Sie leben mit ihrer Familie auf Mallorca – war das auch eine Entscheidung gegen das oft als familienunfreundlich geltende Deutschland?
Nein, darüber habe ich nicht nachgedacht, als ich meinen Mann kennen lernte und auch nicht, als die Kinder kamen. Die Kinder haben hier natürlich viel öfter die Möglichkeit, nackt herumzuspringen und ein naturbezogenes Aufwachsen zu genießen. Der Vater ist ja auch Landwirt. Wäre der Vater Landwirt in Brandenburg, wäre das sicher nicht anders.
Nur das Wetter wäre schlechter, sie hätten mehr Konsumwahn …
Eigentlich sehe ich, dass man hier mit den gleichen Umständen umgeht, nur ein bisschen zeitversetzter. Auch hier bricht die Großfamilie weg, hier ändert sich auch viel. Was ich hier bemerke, ist ein viel stärkerer Konsumterror bei Artikeln für Kinder. Wenn man hier in den Supermarkt geht, wird man vom Eingang bis zum Ausgang beballert – und alles muss in Supersize sein. Supersize-Barbie, Plastik noch und nöcher – wenn man hier zu Ostern oder Weihnachten die Müllcontainer abfährt, hat man die Geschenke für das nächste Jahr zusammen.
Der ökologische Trend ist in Mallorca also noch nicht angekommen?
Das in unserem Stück „Hi Dad!“ erfundene, ökologisch abbaubare aus nachhaltiger Forstwirtschaft für die Feinmotorik sehr wertvolle Feuerwehr-Auto mit dem ausdrehbaren Feuerleiterturm, das gibt’s hier nicht.
Wie sieht eigentlich das Familienleben auf Mallorca aus – ist die romantische Vorstellung vom Spielen im Olivenhain und täglichem Planschen im Meer zu romantisiert?

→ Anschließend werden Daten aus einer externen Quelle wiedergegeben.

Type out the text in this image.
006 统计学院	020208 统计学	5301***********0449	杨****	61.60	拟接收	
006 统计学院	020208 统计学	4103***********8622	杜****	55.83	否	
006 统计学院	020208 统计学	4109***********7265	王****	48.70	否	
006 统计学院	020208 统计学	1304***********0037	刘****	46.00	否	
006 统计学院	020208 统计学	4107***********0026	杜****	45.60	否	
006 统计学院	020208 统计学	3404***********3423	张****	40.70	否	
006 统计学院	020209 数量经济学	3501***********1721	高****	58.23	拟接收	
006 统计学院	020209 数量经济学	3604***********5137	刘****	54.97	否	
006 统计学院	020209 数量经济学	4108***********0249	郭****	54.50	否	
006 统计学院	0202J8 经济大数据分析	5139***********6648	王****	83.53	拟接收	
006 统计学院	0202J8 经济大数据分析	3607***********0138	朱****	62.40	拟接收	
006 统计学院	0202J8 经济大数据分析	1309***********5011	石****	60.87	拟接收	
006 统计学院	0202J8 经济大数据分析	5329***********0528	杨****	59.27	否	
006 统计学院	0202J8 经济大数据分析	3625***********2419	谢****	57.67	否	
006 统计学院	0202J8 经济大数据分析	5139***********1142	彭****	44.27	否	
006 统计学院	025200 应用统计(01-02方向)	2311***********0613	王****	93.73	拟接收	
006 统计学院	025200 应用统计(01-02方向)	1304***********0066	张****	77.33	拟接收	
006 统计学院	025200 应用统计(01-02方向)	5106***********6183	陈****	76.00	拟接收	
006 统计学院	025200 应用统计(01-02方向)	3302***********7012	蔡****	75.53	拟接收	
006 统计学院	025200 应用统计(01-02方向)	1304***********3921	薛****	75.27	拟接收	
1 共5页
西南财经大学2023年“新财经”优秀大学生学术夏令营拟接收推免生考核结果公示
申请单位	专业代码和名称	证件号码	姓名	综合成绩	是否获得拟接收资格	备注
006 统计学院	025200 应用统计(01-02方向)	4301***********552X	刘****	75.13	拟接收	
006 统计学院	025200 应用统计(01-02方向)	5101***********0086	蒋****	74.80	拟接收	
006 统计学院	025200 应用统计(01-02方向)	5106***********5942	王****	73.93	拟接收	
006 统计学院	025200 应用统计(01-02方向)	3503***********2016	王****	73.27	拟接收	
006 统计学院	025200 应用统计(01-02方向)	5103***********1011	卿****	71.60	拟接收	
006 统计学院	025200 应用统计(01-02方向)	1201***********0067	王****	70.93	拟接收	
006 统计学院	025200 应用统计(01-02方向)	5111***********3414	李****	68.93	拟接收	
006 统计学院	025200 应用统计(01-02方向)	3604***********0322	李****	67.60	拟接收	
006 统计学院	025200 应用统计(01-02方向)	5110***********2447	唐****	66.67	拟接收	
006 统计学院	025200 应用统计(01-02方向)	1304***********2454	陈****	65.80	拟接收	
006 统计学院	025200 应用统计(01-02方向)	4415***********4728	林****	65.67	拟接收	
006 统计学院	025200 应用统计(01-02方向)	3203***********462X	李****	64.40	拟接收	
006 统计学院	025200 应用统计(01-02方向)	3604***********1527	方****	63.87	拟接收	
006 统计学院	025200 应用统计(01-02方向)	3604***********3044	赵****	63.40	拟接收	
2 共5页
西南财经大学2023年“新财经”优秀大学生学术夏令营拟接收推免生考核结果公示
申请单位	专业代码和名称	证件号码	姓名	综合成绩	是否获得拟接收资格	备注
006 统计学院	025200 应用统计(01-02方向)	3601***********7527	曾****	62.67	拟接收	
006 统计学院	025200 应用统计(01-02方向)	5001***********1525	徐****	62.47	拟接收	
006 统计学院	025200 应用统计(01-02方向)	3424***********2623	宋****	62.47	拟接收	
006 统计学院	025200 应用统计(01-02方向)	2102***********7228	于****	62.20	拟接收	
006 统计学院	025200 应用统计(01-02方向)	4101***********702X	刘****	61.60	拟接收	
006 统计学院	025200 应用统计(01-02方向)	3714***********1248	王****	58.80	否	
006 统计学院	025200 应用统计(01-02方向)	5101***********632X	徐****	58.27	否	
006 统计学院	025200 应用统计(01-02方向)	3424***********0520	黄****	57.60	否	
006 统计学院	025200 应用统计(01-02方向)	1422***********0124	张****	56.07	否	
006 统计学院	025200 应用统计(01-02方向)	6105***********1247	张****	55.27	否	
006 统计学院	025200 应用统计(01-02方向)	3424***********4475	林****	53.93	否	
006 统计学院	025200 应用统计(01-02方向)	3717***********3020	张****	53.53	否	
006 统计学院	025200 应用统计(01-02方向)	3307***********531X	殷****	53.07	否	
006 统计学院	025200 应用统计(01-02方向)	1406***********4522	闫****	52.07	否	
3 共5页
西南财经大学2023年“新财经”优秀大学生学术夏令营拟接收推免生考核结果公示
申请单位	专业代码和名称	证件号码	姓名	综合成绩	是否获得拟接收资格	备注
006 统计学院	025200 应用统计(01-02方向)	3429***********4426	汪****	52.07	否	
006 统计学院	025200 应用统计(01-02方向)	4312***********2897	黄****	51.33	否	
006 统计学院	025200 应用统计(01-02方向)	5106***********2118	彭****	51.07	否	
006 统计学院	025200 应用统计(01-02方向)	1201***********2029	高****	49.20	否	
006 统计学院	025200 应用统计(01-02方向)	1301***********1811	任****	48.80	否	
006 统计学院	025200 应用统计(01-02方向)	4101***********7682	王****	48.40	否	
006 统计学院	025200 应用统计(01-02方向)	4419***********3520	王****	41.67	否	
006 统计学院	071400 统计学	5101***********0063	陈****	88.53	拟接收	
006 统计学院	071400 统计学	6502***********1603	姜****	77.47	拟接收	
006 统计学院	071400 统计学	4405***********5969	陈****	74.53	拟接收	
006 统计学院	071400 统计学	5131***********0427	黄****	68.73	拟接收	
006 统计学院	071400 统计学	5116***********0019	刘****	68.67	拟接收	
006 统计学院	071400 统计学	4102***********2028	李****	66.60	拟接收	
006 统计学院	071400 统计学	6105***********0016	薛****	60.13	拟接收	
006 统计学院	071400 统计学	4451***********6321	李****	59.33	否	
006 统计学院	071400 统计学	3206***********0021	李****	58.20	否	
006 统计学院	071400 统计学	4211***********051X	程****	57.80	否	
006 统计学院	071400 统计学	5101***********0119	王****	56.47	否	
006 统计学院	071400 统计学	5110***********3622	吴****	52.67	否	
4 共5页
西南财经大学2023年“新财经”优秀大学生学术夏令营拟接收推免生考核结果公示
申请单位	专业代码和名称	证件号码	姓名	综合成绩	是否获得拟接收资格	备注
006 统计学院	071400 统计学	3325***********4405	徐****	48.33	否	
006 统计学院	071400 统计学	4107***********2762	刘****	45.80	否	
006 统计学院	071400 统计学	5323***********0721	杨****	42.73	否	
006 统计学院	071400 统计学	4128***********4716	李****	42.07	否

Natürlich fahren wir ab und zu ans Meer, weil das Meer einfach in der Nähe ist. Das wäre in Berlin vielleicht der Wannsee. Jeden Tag machen wir das aber nicht. Der Alltag ist hier auch ein normaler Alltag – da müssen die Kinder auch mit in den Supermarkt – je nachdem, wie es gerade um meine Zeit bestellt ist. Wir liegen nicht in der Hängematte – schön wärs!